The binding legal principles established are: (1) The absence of a signature on a document does not constitute an absolute bar to relief under section 2(3) of the Wills Act 7 of 1953; (2) Section 2(3) is peremptory in nature - once a court is satisfied that the jurisdictional requirements are met (that a document was drafted by the deceased and was intended to be his/her will), the court must grant the order and has no discretion to refuse; (3) The purpose of section 2(3) is to ensure that failure to comply with prescribed formalities does not frustrate or defeat the genuine testamentary intention of a testator; (4) The greater the non-compliance with prescribed formalities, the more evidence will be required to satisfy a court that the document was intended to be the deceased's will; (5) A court must be satisfied on objective evidence that: (a) the document was drafted or executed by the deceased, and (b) the deceased intended it to be his/her will (i.e., the testator's final instruction regarding disposal of the estate).
The Court made the following non-binding observations: (1) The formalities prescribed by sections 2(1) and 2(2) of the Wills Act exist to ensure authenticity and guard against false or forged wills; (2) Where there is no opposition to an application under section 2(3), courts should guard against uncritical acceptance of the applicant's version; (3) The Court noted that a basic survey of case law reveals that the absence of a signature has consistently not been seen as a bar to relief under section 2(3), citing cases such as Letsekga v the Master (1995), Ex parte Maurice (1995), and Thirion v Die Meester (2001); (4) The Court observed that section 2(3) is 'in the nature of a special exemption from the rigours of the requirements of s 2(1).'
This case is significant in South African succession law as it clarifies the application of section 2(3) of the Wills Act 7 of 1953 and confirms that the absence of a signature is not an absolute bar to a document being declared a valid will.

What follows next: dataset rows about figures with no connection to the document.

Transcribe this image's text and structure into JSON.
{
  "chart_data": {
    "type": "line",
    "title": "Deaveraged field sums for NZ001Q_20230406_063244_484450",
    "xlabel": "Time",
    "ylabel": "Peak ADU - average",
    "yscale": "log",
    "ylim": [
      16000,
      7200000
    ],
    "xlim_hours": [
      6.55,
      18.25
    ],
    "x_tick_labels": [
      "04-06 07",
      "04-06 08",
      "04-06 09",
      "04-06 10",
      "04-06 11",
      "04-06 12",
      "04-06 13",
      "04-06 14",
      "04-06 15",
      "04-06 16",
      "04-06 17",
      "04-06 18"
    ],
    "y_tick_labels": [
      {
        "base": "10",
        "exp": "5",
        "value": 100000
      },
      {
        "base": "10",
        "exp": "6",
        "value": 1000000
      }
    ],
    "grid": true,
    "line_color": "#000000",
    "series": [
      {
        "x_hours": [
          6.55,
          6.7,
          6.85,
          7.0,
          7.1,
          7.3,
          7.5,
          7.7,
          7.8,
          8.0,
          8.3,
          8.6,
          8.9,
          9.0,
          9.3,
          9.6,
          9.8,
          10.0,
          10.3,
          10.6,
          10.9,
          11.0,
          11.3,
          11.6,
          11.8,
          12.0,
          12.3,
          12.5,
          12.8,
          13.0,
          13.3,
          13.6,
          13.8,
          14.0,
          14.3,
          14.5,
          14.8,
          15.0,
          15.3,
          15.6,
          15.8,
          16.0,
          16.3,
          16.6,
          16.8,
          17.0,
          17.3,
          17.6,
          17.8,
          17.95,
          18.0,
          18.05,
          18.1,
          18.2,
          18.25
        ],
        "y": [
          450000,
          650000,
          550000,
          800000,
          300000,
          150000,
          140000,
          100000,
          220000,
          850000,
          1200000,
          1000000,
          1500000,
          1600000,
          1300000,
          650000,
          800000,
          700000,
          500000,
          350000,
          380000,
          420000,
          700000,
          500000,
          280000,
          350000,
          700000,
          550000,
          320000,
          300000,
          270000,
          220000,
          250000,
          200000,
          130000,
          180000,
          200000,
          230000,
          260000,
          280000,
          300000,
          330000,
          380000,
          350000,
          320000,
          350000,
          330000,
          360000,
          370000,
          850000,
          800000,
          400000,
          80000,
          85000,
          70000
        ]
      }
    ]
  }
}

The judgment reinforces the remedial nature of section 2(3), which was enacted to prevent formalities from defeating the genuine testamentary intentions of deceased persons. The case provides important guidance on the type and quality of evidence required to satisfy a court that a non-compliant document was intended to be a will, emphasizing the need for objective factors supporting the testator's intention. It demonstrates the court's willingness to look beyond strict formalities where authenticity and intention are clearly established. The case also confirms that once jurisdictional requirements under section 2(3) are satisfied, a court has no discretion but must grant the order.